Da der Testamentsvollstrecker selbst aktiv und passiv prozessführungsbefugt ist für den Prozess, den er für den Nachlass führt, kann der Erbe, soweit er nicht auch Partei geworden ist, als Zeuge vernommen werden.
Muster
Klage des Testamentsvollstreckers auf Herausgabe von Nachlassgegenständen
An das
Landgericht ...
Klage
des Rechtsanwalts XY in seiner Eigenschaft als Testamentsvollstrecker über den Nachlass des am ... verstorbenen ...
– Kläger –
gegen
...
– Beklagter –
wegen Auskunft und Herausgabe
Streitwert: ... EUR
Namens und im Auftrag des Klägers erhebe ich hiermit Klage mit folgenden Anträgen:
Der Beklagte wird verurteilt, dem Kläger schriftlich Auskunft zu erteilen,
- über den Bestand des Nachlasses des am ... verstorbenen, zuletzt wohnhaft in ... gewesenen Erblassers ... zum Stichtag ... durch Vorlage eines Bestandverzeichnisses,
über den Verbleib folgender Nachlassgegenstände:
...
durch Vorlage entsprechender Belege.
Der Beklagte wird verurteilt, an den Kläger die zum Nachlass des in Ziff. 1 genannten Erblassers ... gehörenden Gegenstände:
...
herauszugeben.
- Der Beklagte trägt die Kosten des Verfahrens.
Begründung:
Am ... ist der ... (Erblasser) verstorben. Durch letztwillige Verfügung/Testament vom ... ist der Kläger zum Testamentsvollstrecker bestimmt worden.
Beweis: Testament vom ...
Der Kläger hat mit Erklärung gegenüber dem Nachlassgericht vom ... das Amt angenommen.

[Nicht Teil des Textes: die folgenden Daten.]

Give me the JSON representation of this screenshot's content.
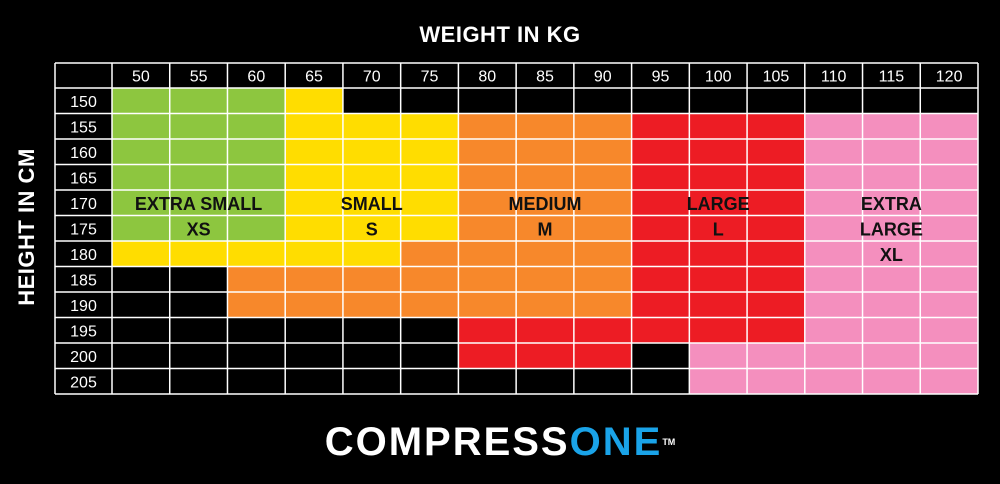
{
  "chart_data": {
    "type": "heatmap",
    "title": "WEIGHT IN KG",
    "xlabel": "WEIGHT IN KG",
    "ylabel": "HEIGHT IN CM",
    "x": [
      50,
      55,
      60,
      65,
      70,
      75,
      80,
      85,
      90,
      95,
      100,
      105,
      110,
      115,
      120
    ],
    "y": [
      150,
      155,
      160,
      165,
      170,
      175,
      180,
      185,
      190,
      195,
      200,
      205
    ],
    "sizes": {
      "XS": {
        "lines": [
          "EXTRA SMALL",
          "XS"
        ],
        "color": "#8dc63f"
      },
      "S": {
        "lines": [
          "SMALL",
          "S"
        ],
        "color": "#ffdd00"
      },
      "M": {
        "lines": [
          "MEDIUM",
          "M"
        ],
        "color": "#f7882b"
      },
      "L": {
        "lines": [
          "LARGE",
          "L"
        ],
        "color": "#ed1c24"
      },
      "XL": {
        "lines": [
          "EXTRA",
          "LARGE",
          "XL"
        ],
        "color": "#f48fbe"
      },
      "none": {
        "color": "#000000"
      }
    },
    "grid": [
      [
        "XS",
        "XS",
        "XS",
        "S",
        "none",
        "none",
        "none",
        "none",
        "none",
        "none",
        "none",
        "none",
        "none",
        "none",
        "none"
      ],
      [
        "XS",
        "XS",
        "XS",
        "S",
        "S",
        "S",
        "M",
        "M",
        "M",
        "L",
        "L",
        "L",
        "XL",
        "XL",
        "XL"
      ],
      [
        "XS",
        "XS",
        "XS",
        "S",
        "S",
        "S",
        "M",
        "M",
        "M",
        "L",
        "L",
        "L",
        "XL",
        "XL",
        "XL"
      ],
      [
        "XS",
        "XS",
        "XS",
        "S",
        "S",
        "S",
        "M",
        "M",
        "M",
        "L",
        "L",
        "L",
        "XL",
        "XL",
        "XL"
      ],
      [
        "XS",
        "XS",
        "XS",
        "S",
        "S",
        "S",
        "M",
        "M",
        "M",
        "L",
        "L",
        "L",
        "XL",
        "XL",
        "XL"
      ],
      [
        "XS",
        "XS",
        "XS",
        "S",
        "S",
        "S",
        "M",
        "M",
        "M",
        "L",
        "L",
        "L",
        "XL",
        "XL",
        "XL"
      ],
      [
        "S",
        "S",
        "S",
        "S",
        "S",
        "M",
        "M",
        "M",
        "M",
        "L",
        "L",
        "L",
        "XL",
        "XL",
        "XL"
      ],
      [
        "none",
        "none",
        "M",
        "M",
        "M",
        "M",
        "M",
        "M",
        "M",
        "L",
        "L",
        "L",
        "XL",
        "XL",
        "XL"
      ],
      [
        "none",
        "none",
        "M",
        "M",
        "M",
        "M",
        "M",
        "M",
        "M",
        "L",
        "L",
        "L",
        "XL",
        "XL",
        "XL"
      ],
      [
        "none",
        "none",
        "none",
        "none",
        "none",
        "none",
        "L",
        "L",
        "L",
        "L",
        "L",
        "L",
        "XL",
        "XL",
        "XL"
      ],
      [
        "none",
        "none",
        "none",
        "none",
        "none",
        "none",
        "L",
        "L",
        "L",
        "none",
        "XL",
        "XL",
        "XL",
        "XL",
        "XL"
      ],
      [
        "none",
        "none",
        "none",
        "none",
        "none",
        "none",
        "none",
        "none",
        "none",
        "none",
        "XL",
        "XL",
        "XL",
        "XL",
        "XL"
      ]
    ],
    "size_labels": [
      "XS",
      "S",
      "M",
      "L",
      "XL"
    ],
    "grid_lines": true
  },
  "logo": {
    "text_white": "COMPRESS",
    "text_blue": "ONE",
    "trademark": "TM"
  }
}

Beweis: Beiziehung der Nachlassakten ...
Dem Kläger wurde am ... vom Nachlassgericht ein Testamentsvollstreckerzeugnis erteilt.
Beweis: Testamentsvollstreckerzeugnis vom ...
Zur Sache trage ich/tragen wir folgt vor:
Der Beklagte weigert sich, Auskunft über den Bestand des Nachlasses zu erteilen und die Nachlassgegenstände an den Kläger herauszugeben.
Beweis: Schreiben vom ...
Gemäß § 2205 BGB ist der Kläger als Testamentsvollstrecker berechtigt, den Nachlass in Besitz zu nehmen.